Après le vote du Sénat sur la de base de Vicenza on nous demande qui est qui met en danger le gouvernement Prodi. La gauche « radicale » et ses « dissidents » ou « la sirène néocentriste » ?. La réponse est peut-être plus simple, parce que toute l’activité de l’exécutif montre que le principal responsable c’est Prodi lui même, vu l’engagement qu’il prodigue à décevoir et à démotiver son électorat.
Vicenza est le cas le plus emblématique mais l’Afghanistan n’est pas une plaisanterie et il ne s’agit pas non plus de plaisanteries en ce qui concerne la réforme des retraites, les nouvelles privatisations, la timidité sur les PACS.
Le problème, qui n’est pas accessoire mais fondamental, c’est que la gouvernement, s’il continu ainsi, se condamne non seulement à la disparition, mais qu’il contribuera à délégitimer pour l’avenir le concept même de la gauche, toujours plus associé à « la guerre multilatérale », aux « fonds de pension », aux « linceuls des libéralisations » etc. C’est une bonne colle pour constituer le Parti démocrate mais une manière de dissoudre la gauche, qui risque d’atteindre même sa partie « radicale » si elle reste confinée « à réduire les dégâts » des politiques de gouvernement. Seulement neuf mois après les élections, en effet, ce mélange a produit un renforcement significatif des droites et un ternissement non seulement de l’image pacifiste de l’actuel gouvernement mais de toute sa dynamique de transformation. La gauche s’acharne à défendre l’ordre existant en minant et en niant sa fonction historique et sa nature. La droite se renforce.
De tout ceci on discute peu dans le cadre complexe de la réorganisation en cours. Et c’est à ce débat qu’en tant que courant de Rifondazione, nous avons décidé de contribuer en nous transformant en une association « interne-externe » au parti, la Gauche critique, au cours de l’assemblée tenue le samedi dernier. Un tournant dont l’objectif n’est pas la scission mais la définition en positif un projet et une orientation de travail. En dépassant même les connotations idéologiques du siècle passé — par exemple les définitions comme celle de trotskistes — et en visant à un sérieux travail de recherche, tout en sachant que les importants points de référence du XXe siècle, de Trotski à Luxemburg, de Gramsci à ce bon vieux Che Guevara, doivent être mis à l’épreuve aujourd’hui avec le nouvel internationalisme, le féminisme, la critique écologiste. Nous avons cependant choisi une orientation limpide, la seule qui soit en mesure de résister au coups de l’offensive libérale, celle de l’anticapitalisme, qui doit évidemment être repensé, précisé, décliné. Pour ce faire nous nous sommes risqué à tenter d’entreprendre un travail antique autour du « manifeste programmatique » ou de la définition méticuleuse d’orientations concrètes.
Le camp de l’anticapitalisme reste aujourd’hui le seul où il est possible d’imaginer un avenir différent divergé et ce pour des raisons que le mouvement altermondialiste n’a rendu que plus qu’évidents. Un camp de recherche, évidemment, qui ne peut pas ne pas faire des comptes des défaites du XXe siècle, mais surtout un camp au sein duquel la reconstruction d’un « sujet de la transformation » — un sujet pluriel et sexué — qui aujourd’hui apparaît au contraire dispersé, démantelé et vaincu, prend tout son sens. Un sujet, un protagoniste, au quel la Gauche devrait dédier toutes ses énergies en comprenant que ce travail de reconstruction est rendu plus difficile à réaliser quand on est au gouvernement.
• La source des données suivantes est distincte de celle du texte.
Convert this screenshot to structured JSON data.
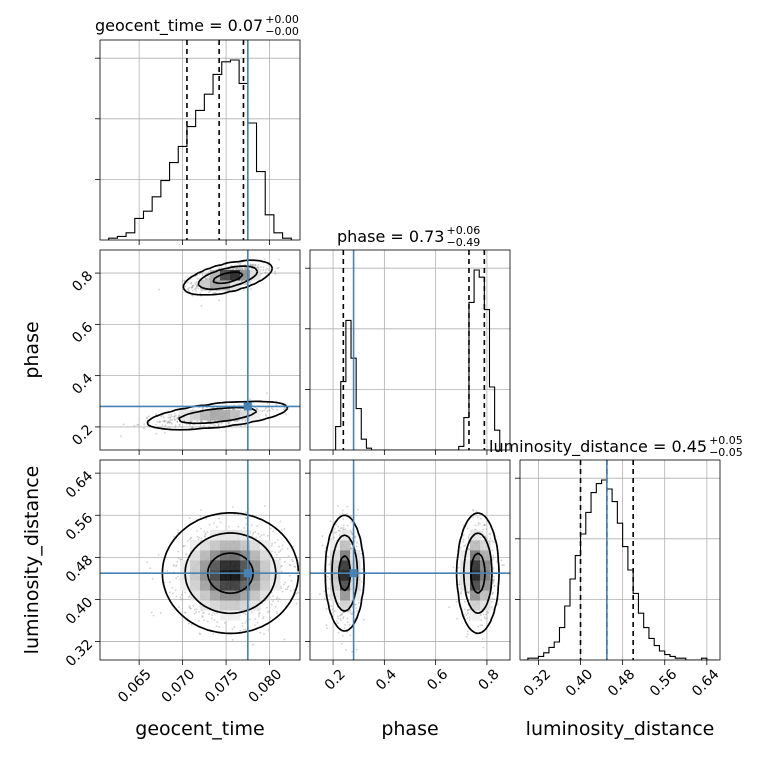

Au contraire, cet emplacement risque d’alimenter un travail de Sisyphe moderne où ce qui s’est construit dans la « lente impatience » du mouvement est défait et
broyé par l’action du « gouvernement ami ». Autre chose est la patiente recherche de l’unité sociale pour des campagnes, des mobilisations, des luttes culturelles qui puissent aspirer dans le temps et avec la nécessaire accumulation de force, à la perspective du gouvernement. Il est à peine nécessaire de préciser que Morales ou Chavez sont d’une autre trempe que Prodi ou Ségolène Royal.
Une gauche anticapitaliste est ce qui devrait constituer la préoccupation de la plupart d’entre nous aujourd’hui et si son ancrage de classe en constitue l’ordonnée, le non à la guerre « sans si et sans mais » en représente l’abscisse. Pour cette raison la motion finale de notre assemblée a indiqué que le choix sur l’Afghanistan n’est pas discutable et que nous continuerons donc à dire Non au refinancement des missions. Parce que si elle ne dit pas non à la guerre, avec netteté et clarté, une gauche du futur n’ira nulle part.